Evidence for Improved Encapsulated Pathway Behavior in a Bacterial Microcompartment through Shell Protein Engineering
Christopher M. Jakobson, Marilyn F. Slininger Lee, Danielle Tullman-Ercek
Bacterial microcompartments are a class of proteinaceous organelles comprising a characteristic protein shell enclosing a set of enzymes. Compartmentalization can prevent escape of volatile or toxic intermediates, prevent off-pathway reactions, and create private cofactor pools. Encapsulation in synthetic microcompartment organelles will enhance the function of heterologous pathways, but to do so, it is critical to understand how to control diffusion in and out of the microcompartment organelle. To this end, we explored how small differences in the shell protein structure result in changes in the diffusion of metabolites through the shell.

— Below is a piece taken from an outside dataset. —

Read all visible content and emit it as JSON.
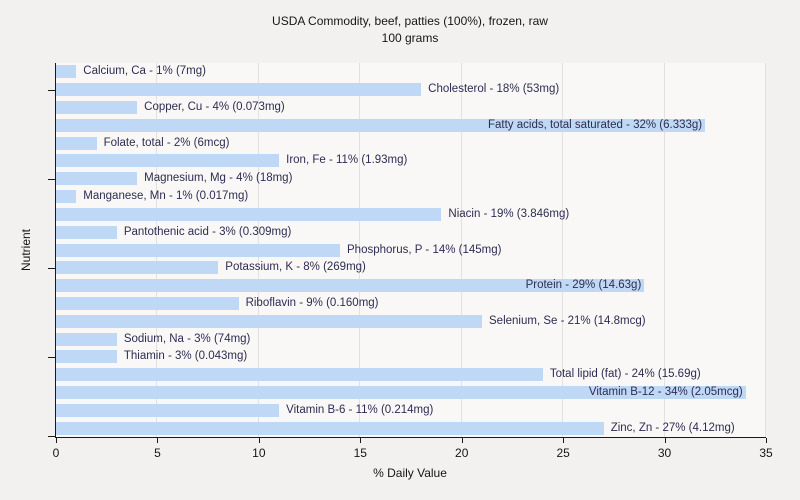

We found that the ethanolamine utilization (Eut) protein EutM properly incorporates into the 1,2-propanediol utilization (Pdu) microcompartment, altering native metabolite accumulation and the resulting growth on 1,2-propanediol as the sole carbon source. Further, we identified a single pore-lining residue mutation that confers the same phenotype as substitution of the full EutM protein, indicating that small molecule diffusion through the shell is the cause of growth enhancement. Finally, we show that the hydropathy index and charge of pore amino acids are important indicators to predict how pore mutations will affect growth on 1,2-propanediol, likely by controlling diffusion of one or more metabolites. This study highlights the use of two strategies to engineer microcompartments to control metabolite transport: altering the existing shell protein pore via mutation of the pore-lining residues, and generating chimeras using shell proteins with the desired pores.